Mark’s distant relatives turned out to be a charming couple with young children in a nice house in a pleasant leafy suburb of Berlin. We were comfortable, fed and welcomed. Next day we joined the throngs heading for the center of town. And there we waited for a long time with a patient crowd with little German flags and little American flags until finally a huge cavalcade of cars came into view along the linden tree lined street. Big Cadillac’s, buses packed with Press Corps, big wigs stared at us. Not since the Nazis had there been a parade this size. And then finally in an open necked car, the President himself, JFK, larger than life, with that huge head of hair and that glowing healthy color of wealthy men who spend time on Yachts.

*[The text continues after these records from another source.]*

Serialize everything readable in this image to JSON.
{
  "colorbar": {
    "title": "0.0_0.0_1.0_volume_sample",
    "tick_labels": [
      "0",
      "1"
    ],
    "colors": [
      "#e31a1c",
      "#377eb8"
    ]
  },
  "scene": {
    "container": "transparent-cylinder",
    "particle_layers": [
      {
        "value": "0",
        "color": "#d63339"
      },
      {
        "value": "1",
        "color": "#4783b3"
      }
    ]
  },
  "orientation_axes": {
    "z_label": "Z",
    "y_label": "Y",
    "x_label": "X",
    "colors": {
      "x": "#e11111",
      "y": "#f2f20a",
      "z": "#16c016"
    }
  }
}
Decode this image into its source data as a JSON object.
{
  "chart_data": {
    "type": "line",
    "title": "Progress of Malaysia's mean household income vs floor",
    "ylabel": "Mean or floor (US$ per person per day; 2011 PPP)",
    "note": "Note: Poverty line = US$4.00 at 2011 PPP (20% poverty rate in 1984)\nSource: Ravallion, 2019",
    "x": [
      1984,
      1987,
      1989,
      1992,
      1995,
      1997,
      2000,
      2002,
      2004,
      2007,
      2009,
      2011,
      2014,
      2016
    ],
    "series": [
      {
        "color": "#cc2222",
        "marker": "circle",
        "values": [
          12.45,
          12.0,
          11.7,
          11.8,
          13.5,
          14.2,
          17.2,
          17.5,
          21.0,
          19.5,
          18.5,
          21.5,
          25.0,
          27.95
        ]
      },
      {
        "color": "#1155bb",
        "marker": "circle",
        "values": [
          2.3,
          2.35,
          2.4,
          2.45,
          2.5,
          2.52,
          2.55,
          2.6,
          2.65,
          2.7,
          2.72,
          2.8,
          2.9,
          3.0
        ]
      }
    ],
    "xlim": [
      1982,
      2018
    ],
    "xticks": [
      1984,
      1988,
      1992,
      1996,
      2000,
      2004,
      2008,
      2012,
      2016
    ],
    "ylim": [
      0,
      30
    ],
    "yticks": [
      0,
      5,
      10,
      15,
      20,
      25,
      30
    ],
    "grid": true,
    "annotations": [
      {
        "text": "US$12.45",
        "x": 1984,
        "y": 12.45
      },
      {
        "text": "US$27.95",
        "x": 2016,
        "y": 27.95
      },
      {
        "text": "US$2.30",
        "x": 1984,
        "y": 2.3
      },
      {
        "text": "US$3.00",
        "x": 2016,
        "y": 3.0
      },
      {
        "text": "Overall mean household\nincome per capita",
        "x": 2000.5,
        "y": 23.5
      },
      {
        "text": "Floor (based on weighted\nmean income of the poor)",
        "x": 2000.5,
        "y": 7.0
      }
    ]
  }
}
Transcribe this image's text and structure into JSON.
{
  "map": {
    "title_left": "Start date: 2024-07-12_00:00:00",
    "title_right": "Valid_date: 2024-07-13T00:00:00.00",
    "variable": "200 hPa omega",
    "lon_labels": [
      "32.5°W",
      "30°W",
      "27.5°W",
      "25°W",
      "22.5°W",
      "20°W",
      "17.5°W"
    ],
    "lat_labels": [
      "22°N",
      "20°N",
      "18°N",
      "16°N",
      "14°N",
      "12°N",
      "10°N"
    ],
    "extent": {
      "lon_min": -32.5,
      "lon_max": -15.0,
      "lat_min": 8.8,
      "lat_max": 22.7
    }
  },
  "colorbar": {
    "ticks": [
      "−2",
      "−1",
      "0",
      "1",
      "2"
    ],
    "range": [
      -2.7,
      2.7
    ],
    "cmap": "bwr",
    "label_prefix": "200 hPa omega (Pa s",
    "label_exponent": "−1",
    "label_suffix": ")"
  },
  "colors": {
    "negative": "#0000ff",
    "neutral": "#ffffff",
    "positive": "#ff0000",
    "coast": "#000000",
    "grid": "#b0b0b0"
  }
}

Kennedy smiled the Kennedy smile and the crowd went wild and he waved at us and suddenly they were gone and we all went home happily to watch the rest of the show on TV.
“Ich bin ein Berliner.”
Eddie Izzard is wrong when he repeats the gaffe that it means “I am a Doughnut” in German. It’s a good joke. But it’s not true. It’s perfectly good German.
The real point is that within half an hour the Berlin streets were filled with merchandise and glossy handouts of a smiling Kennedy with the legendary words underneath. Somebody knew this was coming.
Next day we went through the Berlin wall via Checkpoint Charlie into the cheerless world of the workers’ paradise. But that’s another story.
On the way back we were once again pulled off the bus by East German guards and heavily grilled. They went through our stuff and confiscated every single picture of The Wall. Really? You think in the West we don’t know it’s there? Finally they let us go. Cheerio then.
But still, isn’t it odd to think that I was there fifty years ago today, for a single moment in history in just the right place at just the right time.